Comcast has reached a $117.5 million settlement over a data breach that exposed the personal information of 36 million Xfinity customers, opening the door for affected users to file claims for cash payments. The breach dates back to late 2023, when hackers gained access to customer data tied to comcast xfinity accounts.
The company said the exposed information included names, contact details and dates of birth, and in some cases usernames and hashed passwords, as well as the last four digits of Social Security numbers, secret questions and answers. A class action lawsuit followed after Comcast concluded that unauthorized access to some of its internal systems occurred between Oct. 16 and Oct. 19, 2023, and that the access stemmed from a vulnerability in a Citrix product used by Xfinity and thousands of other companies worldwide.

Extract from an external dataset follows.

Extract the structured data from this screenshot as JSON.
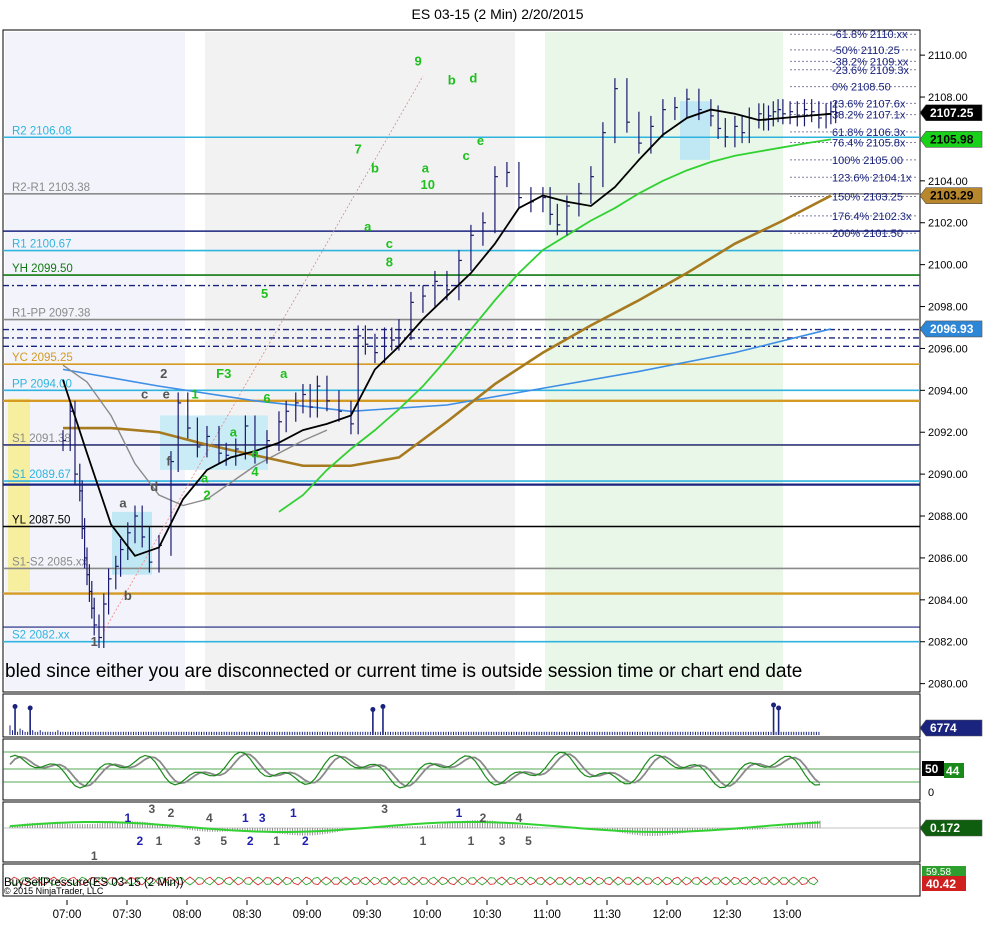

Citrix announced the vulnerability on Oct. 10, 2023, and released a patch the same day, then issued additional mitigation guidance on Oct. 23. Comcast said it promptly patched and mitigated its systems, notified federal law enforcement and conducted an investigation into the nature and scope of the incident. The company also wrote to all affected users to advise them, setting up the settlement process that is now in motion.
Claimants need a unique settlement member ID number from the email telling them their data was exposed. Those who cannot find the email can use a lookup form to obtain the number before submitting a claim. They can choose a flat cash payment estimated at about $50 each, or they can provide evidence of out-of-pocket losses and lost time to seek a larger award. The final payout depends on how many people file.
The settlement turns a sprawling cybersecurity failure into something more immediate: a check, if users can prove they were affected and act before the deadline. For Comcast Xfinity customers, the breach is no longer only a warning about stolen data. It is now a claim form, a member ID and a dollar amount that may not go far unless losses can be documented.